Qwen 35B trying to recreate scenes from photos in 3D!
A 35-billion parameter model creates explorable 3D environments from simple images using only llama.cpp.
A developer on the r/LocalLLaMA subreddit has demonstrated an unexpected capability of Alibaba's Qwen 35B A3B model: generating basic 3D scenes from 2D photographs. The experiment involved feeding images to the 35-billion parameter model and prompting it to recreate them as interactive HTML scenes that could be virtually "walked" through. Using the open-source llama.cpp framework and a Q4 quantized version of the model, the results, while described as "far from perfect" and "pretty bad" for professional use, showcase an impressive emergent ability for a model not specifically trained for 3D reconstruction. The creator emphasized the project was purely for fun, but it hints at the latent spatial reasoning and creative synthesis possible with current mid-sized open-weight models running on consumer hardware.

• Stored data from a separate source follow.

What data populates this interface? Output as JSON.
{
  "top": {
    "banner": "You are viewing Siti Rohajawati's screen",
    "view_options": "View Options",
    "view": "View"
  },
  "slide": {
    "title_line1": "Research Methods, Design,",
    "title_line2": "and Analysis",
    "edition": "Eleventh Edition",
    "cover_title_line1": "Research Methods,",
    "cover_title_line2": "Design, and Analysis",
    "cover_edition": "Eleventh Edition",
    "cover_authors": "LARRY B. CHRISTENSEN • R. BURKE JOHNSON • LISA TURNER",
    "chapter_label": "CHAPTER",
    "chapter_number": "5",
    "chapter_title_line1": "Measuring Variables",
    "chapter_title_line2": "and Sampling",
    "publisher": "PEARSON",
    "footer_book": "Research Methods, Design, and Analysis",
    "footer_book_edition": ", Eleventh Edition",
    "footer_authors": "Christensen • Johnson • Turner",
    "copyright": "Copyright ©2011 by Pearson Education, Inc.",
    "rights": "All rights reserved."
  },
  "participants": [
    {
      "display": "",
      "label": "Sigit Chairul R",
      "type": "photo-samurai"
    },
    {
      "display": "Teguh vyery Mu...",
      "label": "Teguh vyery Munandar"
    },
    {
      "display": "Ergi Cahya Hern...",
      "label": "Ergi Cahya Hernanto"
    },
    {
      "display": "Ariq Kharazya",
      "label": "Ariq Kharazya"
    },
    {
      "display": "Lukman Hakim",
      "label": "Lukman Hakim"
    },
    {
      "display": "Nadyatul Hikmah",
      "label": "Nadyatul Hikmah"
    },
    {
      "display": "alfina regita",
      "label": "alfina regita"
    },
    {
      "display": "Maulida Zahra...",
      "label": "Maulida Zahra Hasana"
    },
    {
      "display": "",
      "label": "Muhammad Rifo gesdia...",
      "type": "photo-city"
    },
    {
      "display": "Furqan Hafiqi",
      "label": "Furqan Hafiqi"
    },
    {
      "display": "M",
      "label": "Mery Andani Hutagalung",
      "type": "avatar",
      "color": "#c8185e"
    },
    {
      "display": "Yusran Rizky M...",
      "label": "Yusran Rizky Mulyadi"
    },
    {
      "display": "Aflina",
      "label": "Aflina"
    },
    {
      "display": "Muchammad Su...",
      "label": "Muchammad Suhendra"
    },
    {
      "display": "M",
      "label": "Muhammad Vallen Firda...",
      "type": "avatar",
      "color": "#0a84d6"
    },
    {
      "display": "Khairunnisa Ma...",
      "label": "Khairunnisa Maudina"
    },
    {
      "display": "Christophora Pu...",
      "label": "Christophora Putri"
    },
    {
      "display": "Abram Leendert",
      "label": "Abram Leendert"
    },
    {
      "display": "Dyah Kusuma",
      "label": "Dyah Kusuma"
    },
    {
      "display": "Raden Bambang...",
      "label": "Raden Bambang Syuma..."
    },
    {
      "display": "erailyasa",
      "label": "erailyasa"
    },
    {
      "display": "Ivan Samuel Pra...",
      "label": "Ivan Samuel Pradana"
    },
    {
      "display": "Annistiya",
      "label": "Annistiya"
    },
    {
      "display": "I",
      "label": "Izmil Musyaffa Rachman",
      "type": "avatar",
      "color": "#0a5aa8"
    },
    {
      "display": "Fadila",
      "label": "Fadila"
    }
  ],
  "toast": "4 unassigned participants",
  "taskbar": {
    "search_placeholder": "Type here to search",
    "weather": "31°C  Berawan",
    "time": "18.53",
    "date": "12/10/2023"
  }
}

The technical setup is notably accessible, relying on local inference with llama.cpp and a heavily quantized (Q4) version of Qwen 35B, making the experiment reproducible without massive computational resources. The output consists of HTML code defining a 3D environment, suggesting the model can interpret visual content and translate it into a structured, spatial representation with basic geometry. This experiment matters because it pushes the boundaries of what is expected from general-purpose language models, moving beyond text into the domain of spatial and visual program synthesis. It points to a future where multimodal AI agents could rapidly prototype simple 3D worlds from conceptual sketches or reference images, lowering the barrier for content creation in gaming, simulation, and design.
- Alibaba's Qwen 35B A3B model generated explorable 3D HTML code from 2D image inputs.
- The experiment used a Q4 quantized model running locally via the open-source llama.cpp framework.
- Results are imperfect but show emergent 3D spatial reasoning in a model not specifically trained for the task.
Why It Matters
Shows how accessible, open models can perform creative visual-to-code synthesis, hinting at future tools for rapid 3D prototyping.